Relationships between maximal sorption capacity a as predicted by the neural network and the measured values, determined for (a) training, (b) validation, and (c) test sets.

As a result of these analyses, strong relationships between the maximal-sorption-capacity values determined with the neural network and the measured values for the training, validation, and test sets were obtained (determination coefficients approximating 1).

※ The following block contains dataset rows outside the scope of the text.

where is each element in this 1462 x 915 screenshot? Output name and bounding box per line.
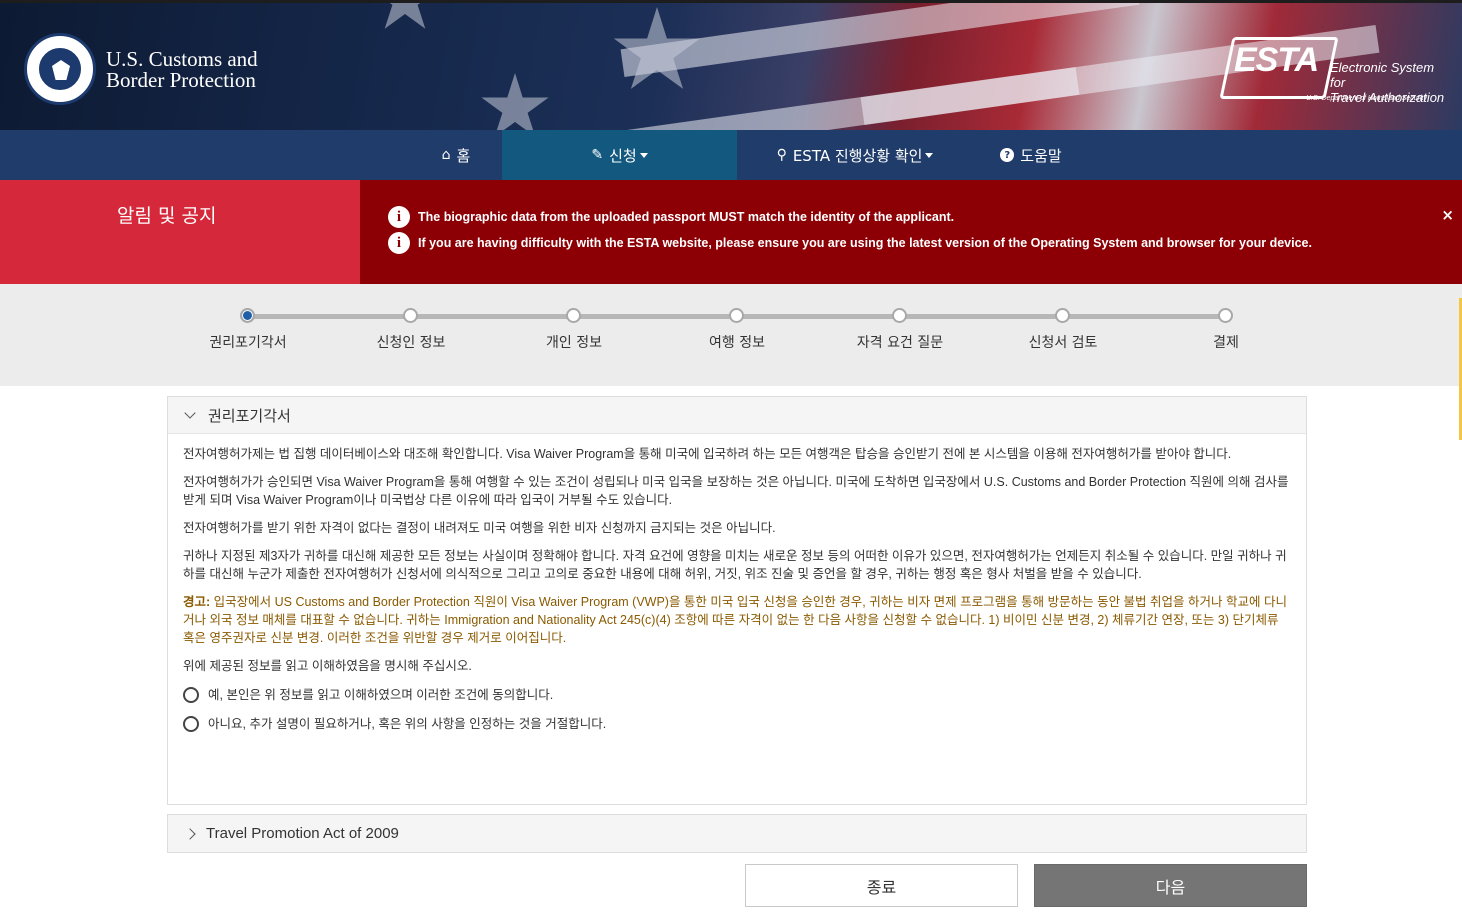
agree-radio[interactable] [183,687,199,703]
info-icon: i [388,206,410,228]
pencil-icon: ✎ [591,147,604,163]
travel-promotion-panel-header[interactable]: Travel Promotion Act of 2009 [167,814,1307,853]
progress-step-marker [566,308,581,323]
progress-step-label: 자격 요건 질문 [856,335,944,351]
alert-message: i If you are having difficulty with the … [388,232,1312,254]
progress-step-marker [892,308,907,323]
alert-messages: i The biographic data from the uploaded … [360,180,1462,284]
waiver-panel-header[interactable]: 권리포기각서 [168,397,1306,434]
warning-text: 입국장에서 US Customs and Border Protection 직… [183,595,1287,645]
nav-home-label: 홈 [456,146,471,165]
flag-star [371,3,439,29]
confirm-prompt: 위에 제공된 정보를 읽고 이해하였음을 명시해 주십시오. [183,659,472,673]
progress-step-label: 권리포기각서 [209,335,287,351]
nav-help-label: 도움말 [1020,146,1062,165]
question-circle-icon: ? [1000,148,1015,162]
nav-home[interactable]: ⌂ 홈 [410,130,502,180]
main-nav: ⌂ 홈 ✎ 신청 ⚲ ESTA 진행상황 확인 ? 도움말 [0,130,1462,180]
waiver-paragraph: 귀하나 지정된 제3자가 귀하를 대신해 제공한 모든 정보는 사실이며 정확해… [183,549,1287,581]
caret-down-icon [639,152,648,158]
agency-name-line1: U.S. Customs and [106,47,258,71]
esta-subtitle-line1: Electronic System for [1330,60,1435,90]
nav-help[interactable]: ? 도움말 [988,130,1074,180]
alert-message: i The biographic data from the uploaded … [388,206,954,228]
agency-name[interactable]: U.S. Customs and Border Protection [106,49,258,91]
esta-logo[interactable]: ESTA Electronic System for Travel Author… [1219,33,1450,109]
agree-label: 예, 본인은 위 정보를 읽고 이해하였으며 이러한 조건에 동의합니다. [208,688,554,702]
esta-logo-dept: U.S. Department of Homeland Security [1306,95,1427,102]
progress-step-marker [1055,308,1070,323]
site-header: U.S. Customs and Border Protection ESTA … [0,0,1462,130]
alert-title-panel: 알림 및 공지 [0,180,360,284]
nav-check-status-label: ESTA 진행상황 확인 [792,146,923,165]
progress-step-marker [729,308,744,323]
caret-down-icon [925,152,934,158]
exit-button[interactable]: 종료 [745,864,1018,907]
esta-logo-word: ESTA [1234,41,1319,79]
warning-label: 경고: [183,595,211,609]
home-icon: ⌂ [441,147,451,163]
progress-step-label: 결제 [1213,335,1239,351]
nav-apply-label: 신청 [609,146,637,165]
alert-message-text: The biographic data from the uploaded pa… [418,210,955,224]
decline-label: 아니요, 추가 설명이 필요하거나, 혹은 위의 사항을 인정하는 것을 거절합… [208,717,607,731]
waiver-paragraph: 전자여행허가가 승인되면 Visa Waiver Program을 통해 여행할… [183,475,1289,507]
nav-apply[interactable]: ✎ 신청 [502,130,737,180]
application-progress: 권리포기각서 신청인 정보 개인 정보 여행 정보 자격 요건 질문 신청서 검토 결제 [0,284,1462,386]
nav-check-status[interactable]: ⚲ ESTA 진행상황 확인 [760,130,950,180]
waiver-body: 전자여행허가제는 법 집행 데이터베이스와 대조해 확인합니다. Visa Wa… [168,434,1306,734]
next-button[interactable]: 다음 [1034,864,1307,907]
dhs-seal-logo[interactable] [24,33,96,105]
chevron-right-icon [184,827,196,840]
progress-step-current-marker [240,308,255,323]
chevron-down-icon [184,407,196,419]
eagle-icon [37,46,83,92]
alert-message-text: If you are having difficulty with the ES… [418,236,1312,250]
progress-step-label: 여행 정보 [709,335,765,351]
waiver-panel: 권리포기각서 전자여행허가제는 법 집행 데이터베이스와 대조해 확인합니다. … [167,396,1307,805]
agree-option[interactable]: 예, 본인은 위 정보를 읽고 이해하였으며 이러한 조건에 동의합니다. [183,685,1291,705]
waiver-warning: 경고: 입국장에서 US Customs and Border Protecti… [183,593,1291,647]
decline-option[interactable]: 아니요, 추가 설명이 필요하거나, 혹은 위의 사항을 인정하는 것을 거절합… [183,714,1291,734]
waiver-paragraph: 전자여행허가제는 법 집행 데이터베이스와 대조해 확인합니다. Visa Wa… [183,447,1232,461]
agency-name-line2: Border Protection [106,68,256,92]
progress-step-label: 신청서 검토 [1028,335,1098,351]
search-icon: ⚲ [776,147,787,163]
progress-step-marker [1218,308,1233,323]
close-icon[interactable]: × [1441,206,1454,224]
progress-step-label: 신청인 정보 [376,335,446,351]
waiver-paragraph: 전자여행허가를 받기 위한 자격이 없다는 결정이 내려져도 미국 여행을 위한… [183,521,776,535]
waiver-heading: 권리포기각서 [208,406,291,425]
flag-star [481,73,549,130]
progress-step-marker [403,308,418,323]
progress-step-label: 개인 정보 [546,335,602,351]
info-icon: i [388,232,410,254]
alert-title: 알림 및 공지 [117,205,217,227]
decline-radio[interactable] [183,716,199,732]
travel-promotion-heading: Travel Promotion Act of 2009 [206,825,399,842]
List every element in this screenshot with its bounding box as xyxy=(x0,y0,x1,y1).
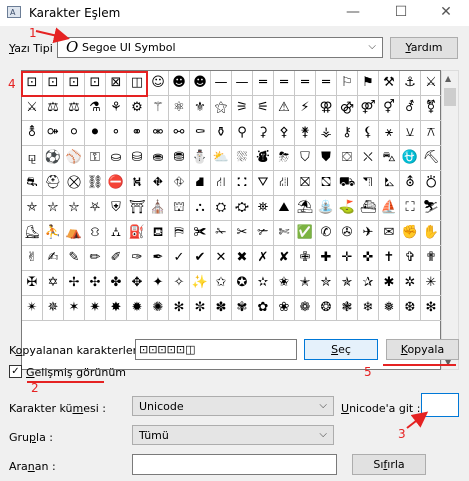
annotation-arrows xyxy=(35,27,429,429)
annotation-arrow-3 xyxy=(406,411,429,429)
annotation-arrow-1 xyxy=(35,27,70,44)
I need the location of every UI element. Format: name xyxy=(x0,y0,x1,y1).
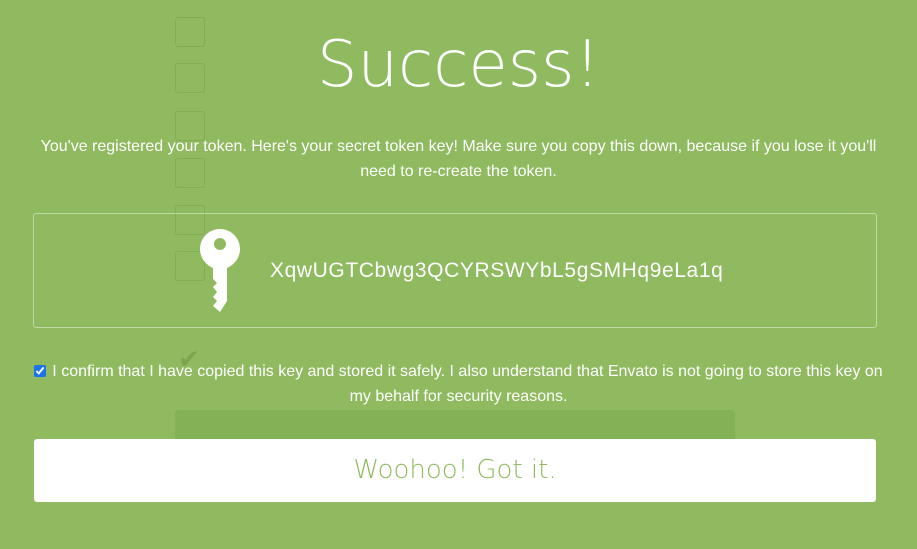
key-icon xyxy=(200,229,240,312)
confirm-checkbox[interactable] xyxy=(34,365,47,377)
success-modal: Success! You've registered your token. H… xyxy=(0,0,917,549)
confirm-label: I confirm that I have copied this key an… xyxy=(52,363,883,405)
modal-title: Success! xyxy=(316,28,601,102)
got-it-button[interactable]: Woohoo! Got it. xyxy=(34,439,876,502)
confirm-row[interactable]: I confirm that I have copied this key an… xyxy=(30,359,887,409)
token-key-value[interactable]: XqwUGTCbwg3QCYRSWYbL5gSMHq9eLa1q xyxy=(270,256,723,286)
modal-message: You've registered your token. Here's you… xyxy=(40,138,877,180)
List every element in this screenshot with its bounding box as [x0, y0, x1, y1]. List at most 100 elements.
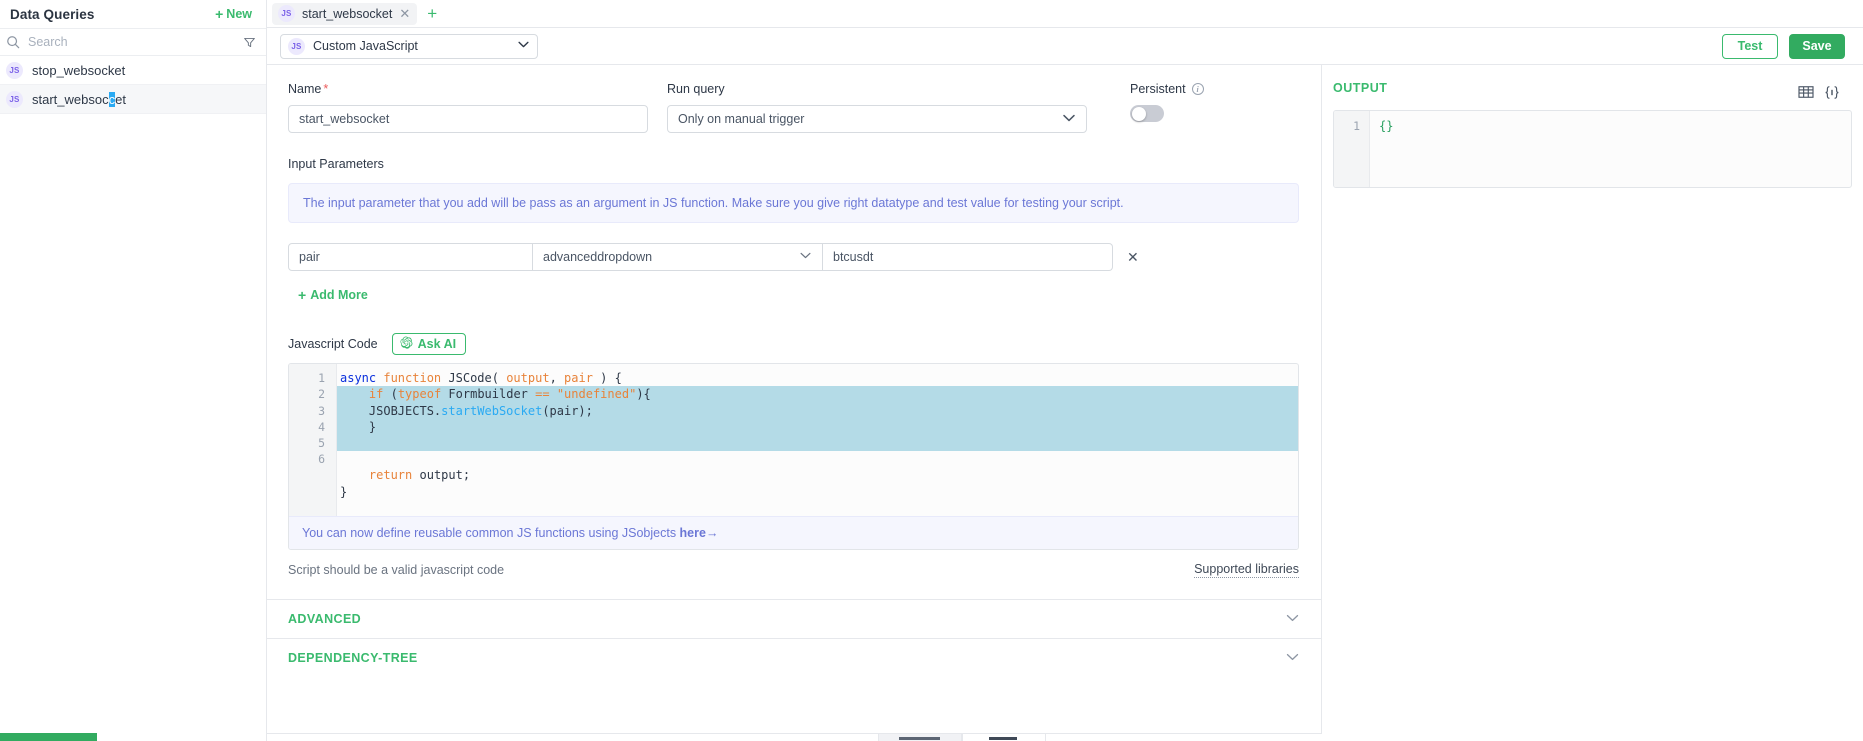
- jsobjects-hint-text: You can now define reusable common JS fu…: [302, 526, 680, 540]
- code-footer-note: Script should be a valid javascript code: [288, 563, 504, 577]
- line-number: 4: [289, 419, 336, 435]
- query-type-label: Custom JavaScript: [313, 39, 510, 53]
- sidebar-header: Data Queries + New: [0, 0, 266, 28]
- info-icon[interactable]: i: [1192, 83, 1204, 95]
- ask-ai-button[interactable]: Ask AI: [392, 333, 466, 355]
- code-grid: 1 2 3 4 5 6 async function JSCode( outpu…: [289, 364, 1298, 516]
- persistent-header: Persistent i: [1130, 82, 1204, 96]
- dependency-tree-section-header[interactable]: DEPENDENCY-TREE: [267, 638, 1321, 677]
- output-line-numbers: 1: [1334, 111, 1370, 187]
- save-button[interactable]: Save: [1789, 34, 1845, 59]
- code-line-8: }: [337, 484, 1298, 500]
- required-marker: *: [323, 82, 328, 96]
- query-action-bar: JS Custom JavaScript Test Save: [267, 28, 1863, 65]
- run-query-label: Run query: [667, 82, 1087, 96]
- advanced-section-header[interactable]: ADVANCED: [267, 599, 1321, 638]
- query-type-select[interactable]: JS Custom JavaScript: [280, 34, 538, 59]
- input-parameters-label: Input Parameters: [288, 157, 1299, 171]
- app-root: Data Queries + New JS stop_websocket JS …: [0, 0, 1863, 741]
- ask-ai-label: Ask AI: [418, 337, 456, 351]
- code-line-1: async function JSCode( output, pair ) {: [337, 370, 1298, 386]
- run-query-select[interactable]: Only on manual trigger: [667, 105, 1087, 133]
- name-field-group: Name* start_websocket: [288, 82, 648, 133]
- code-line-4: }: [337, 419, 1298, 435]
- jsobjects-hint: You can now define reusable common JS fu…: [289, 516, 1298, 549]
- chevron-down-icon: [1286, 652, 1299, 664]
- plus-icon: +: [215, 7, 223, 21]
- page-title: Data Queries: [10, 7, 95, 22]
- name-label: Name*: [288, 82, 648, 96]
- parameter-name-input[interactable]: pair: [288, 243, 533, 271]
- remove-parameter-button[interactable]: ✕: [1127, 250, 1139, 264]
- persistent-field-group: Persistent i: [1130, 82, 1204, 133]
- parameter-type-select[interactable]: advanceddropdown: [533, 243, 823, 271]
- chevron-down-icon: [1286, 613, 1299, 625]
- line-number: 1: [289, 370, 336, 386]
- query-form-body: Name* start_websocket Run query Only on …: [267, 65, 1321, 578]
- js-badge-icon: JS: [278, 5, 295, 22]
- chevron-down-icon: [1063, 114, 1075, 125]
- output-title: OUTPUT: [1333, 81, 1387, 95]
- persistent-toggle[interactable]: [1130, 105, 1164, 122]
- add-tab-button[interactable]: +: [421, 5, 443, 22]
- query-form-panel: Name* start_websocket Run query Only on …: [267, 65, 1322, 741]
- tab-start-websocket[interactable]: JS start_websocket ✕: [272, 3, 417, 25]
- test-button[interactable]: Test: [1722, 34, 1778, 59]
- bottom-toolbar-strip: [267, 733, 1322, 741]
- js-badge-icon: JS: [6, 62, 23, 79]
- toggle-knob: [1132, 107, 1146, 121]
- plus-icon: +: [298, 288, 306, 302]
- output-panel: OUTPUT 1 {}: [1322, 65, 1863, 741]
- new-query-button[interactable]: + New: [215, 7, 252, 21]
- data-queries-sidebar: Data Queries + New JS stop_websocket JS …: [0, 0, 267, 741]
- name-input[interactable]: start_websocket: [288, 105, 648, 133]
- code-header: Javascript Code Ask AI: [288, 333, 1299, 355]
- openai-icon: [400, 336, 413, 352]
- add-more-label: Add More: [310, 288, 368, 302]
- output-json-view[interactable]: 1 {}: [1333, 110, 1852, 188]
- jsobjects-here-link[interactable]: here: [680, 526, 706, 540]
- bottom-toolbar-mark: [899, 737, 940, 740]
- search-icon: [6, 35, 20, 49]
- sidebar-item-start-websocket[interactable]: JS start_websoccet: [0, 85, 266, 114]
- tab-label: start_websocket: [302, 7, 392, 21]
- line-number: 5: [289, 435, 336, 451]
- line-number: 6: [289, 451, 336, 467]
- code-line-5: [337, 435, 1298, 451]
- bottom-toolbar-mark: [989, 737, 1017, 740]
- supported-libraries-link[interactable]: Supported libraries: [1194, 562, 1299, 578]
- parameter-value-input[interactable]: btcusdt: [823, 243, 1113, 271]
- table-view-icon[interactable]: [1793, 82, 1819, 103]
- run-query-field-group: Run query Only on manual trigger: [667, 82, 1087, 133]
- code-line-numbers: 1 2 3 4 5 6: [289, 364, 337, 516]
- javascript-code-editor[interactable]: 1 2 3 4 5 6 async function JSCode( outpu…: [288, 363, 1299, 550]
- input-parameter-row: pair advanceddropdown btcusdt ✕: [288, 243, 1299, 271]
- run-query-value: Only on manual trigger: [678, 112, 1063, 126]
- output-value: {}: [1370, 111, 1393, 187]
- text-selection: c: [109, 92, 116, 107]
- persistent-label: Persistent: [1130, 82, 1186, 96]
- new-query-label: New: [226, 7, 252, 21]
- sidebar-item-stop-websocket[interactable]: JS stop_websocket: [0, 56, 266, 85]
- bottom-progress-bar: [0, 733, 97, 741]
- code-line-3: JSOBJECTS.startWebSocket(pair);: [337, 403, 1298, 419]
- add-more-button[interactable]: + Add More: [288, 288, 368, 302]
- form-top-row: Name* start_websocket Run query Only on …: [288, 82, 1299, 133]
- json-view-icon[interactable]: [1819, 82, 1845, 103]
- code-line-2: if (typeof Formbuilder == "undefined"){: [337, 386, 1298, 402]
- code-text[interactable]: async function JSCode( output, pair ) { …: [337, 364, 1298, 516]
- line-number: 2: [289, 386, 336, 402]
- chevron-down-icon: [518, 41, 529, 51]
- advanced-section-title: ADVANCED: [288, 612, 361, 626]
- chevron-down-icon: [800, 252, 811, 262]
- search-row: [0, 28, 266, 56]
- javascript-code-label: Javascript Code: [288, 337, 378, 351]
- line-number: 3: [289, 403, 336, 419]
- line-number: 1: [1334, 118, 1369, 134]
- input-parameters-banner: The input parameter that you add will be…: [288, 183, 1299, 223]
- arrow-right-icon: →: [706, 526, 719, 540]
- search-input[interactable]: [28, 35, 235, 49]
- filter-icon[interactable]: [243, 36, 256, 49]
- close-icon[interactable]: ✕: [399, 7, 410, 20]
- query-tab-bar: JS start_websocket ✕ +: [267, 0, 1863, 28]
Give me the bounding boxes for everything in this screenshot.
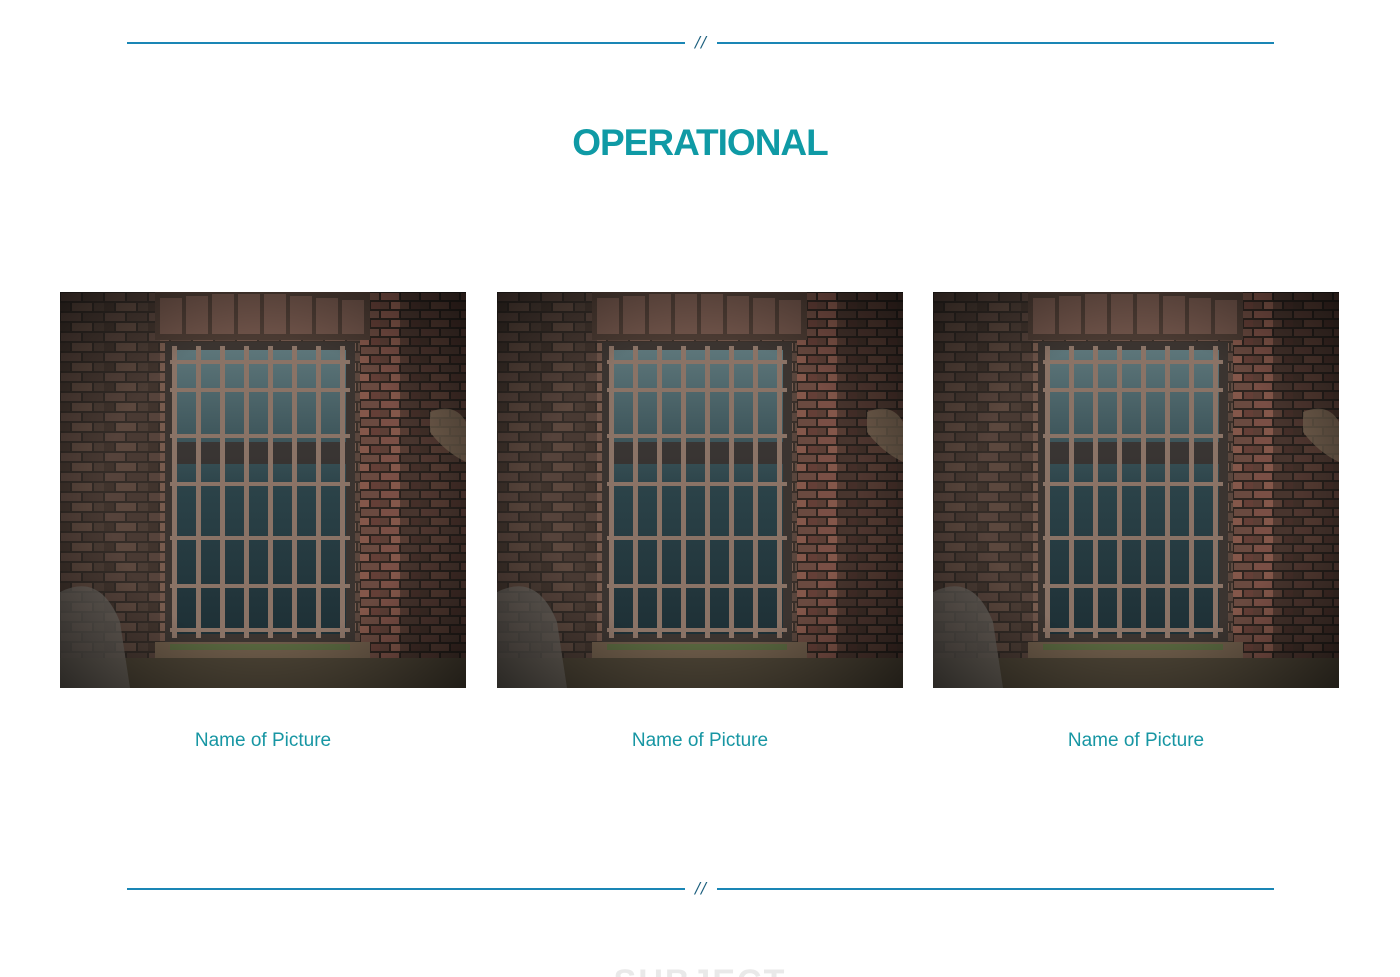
gallery-item[interactable]: Name of Picture bbox=[60, 292, 466, 751]
picture-caption: Name of Picture bbox=[194, 730, 332, 751]
barred-window-photo[interactable] bbox=[60, 292, 466, 688]
next-section-title: SUBJECT bbox=[0, 962, 1400, 977]
divider-line-right bbox=[717, 42, 1274, 44]
section-title: OPERATIONAL bbox=[572, 122, 829, 163]
divider-mark: // bbox=[694, 879, 708, 897]
barred-window-photo[interactable] bbox=[933, 292, 1339, 688]
gallery-item[interactable]: Name of Picture bbox=[933, 292, 1339, 751]
barred-window-photo[interactable] bbox=[497, 292, 903, 688]
divider-line-right bbox=[717, 888, 1274, 890]
picture-caption: Name of Picture bbox=[1067, 730, 1205, 751]
section-divider-bottom: // bbox=[127, 879, 1274, 899]
divider-line-left bbox=[127, 888, 685, 890]
gallery-item[interactable]: Name of Picture bbox=[497, 292, 903, 751]
section-divider-top: // bbox=[127, 33, 1274, 53]
divider-line-left bbox=[127, 42, 685, 44]
divider-mark: // bbox=[694, 33, 708, 51]
picture-caption: Name of Picture bbox=[631, 730, 769, 751]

This indicated the strong predicting abilities of the investigated neural model. Just as in predicting values of the effective diffusion coefficient, standard deviation ratios were determined for the training examples and prediction errors for each of the three datasets in order to evaluate the regression model. The low values of the determined ratios—0.011, 0.032 and 0.017 for the training, validation, and test set, respectively—with the high values of the determination coefficients proved that the applied neural network was characterized by very strong predicting skills.

5. Conclusions

This article described research on using artificial neural networks to estimate the maximal sorption capacity and the effective diffusion coefficient of methane in coal samples. In the case of the values of the effective diffusion coefficient, the best estimation results were thanks to an MLP network with six hidden logistic neurons of the logistic activation function. With regard to maximal sorption capacity, the best results were returned by an MLP network with seven hyperbolic tangent neurons in the hidden layer. In each of the investigated cases, theoretical values estimated by the neural network and results obtained using the IGA-001 proved compatible to a substantial extent. With the adopted criterion, in the case of the best match, the relative prediction errors for the analyzed parameters were 6.1% and 0.2% for the effective diffusion coefficient and maximal sorption capacity, respectively. The high determination coefficients (0.982–0.999) obtained in both cases, along with the low values of the standard deviation ratios (below 0.1 in each case) that were determined for the training data and prediction errors, confirmed that the adopted neural models possessed very good prediction skills. This points to substantial practical-application potential for the proposed methodology. Given the time-consuming nature of determining the analyzed parameters with a gravimetric device—conditioned, above all, by the size of grains of the coal material—the proposed methodology could be an effective alternative to the traditional measurement method. It could thus be possible to evaluate gas parameters on the basis of other measurements, which would eliminate the necessity of day-long measurements involving a costly gravimetric device. This would make it possible to use the proposed method to describe the sorption properties of coal as a natural sorbent for methane, which could be used for the ongoing forecasting and evaluation of gas and rock outburst threats in hard-coal mines.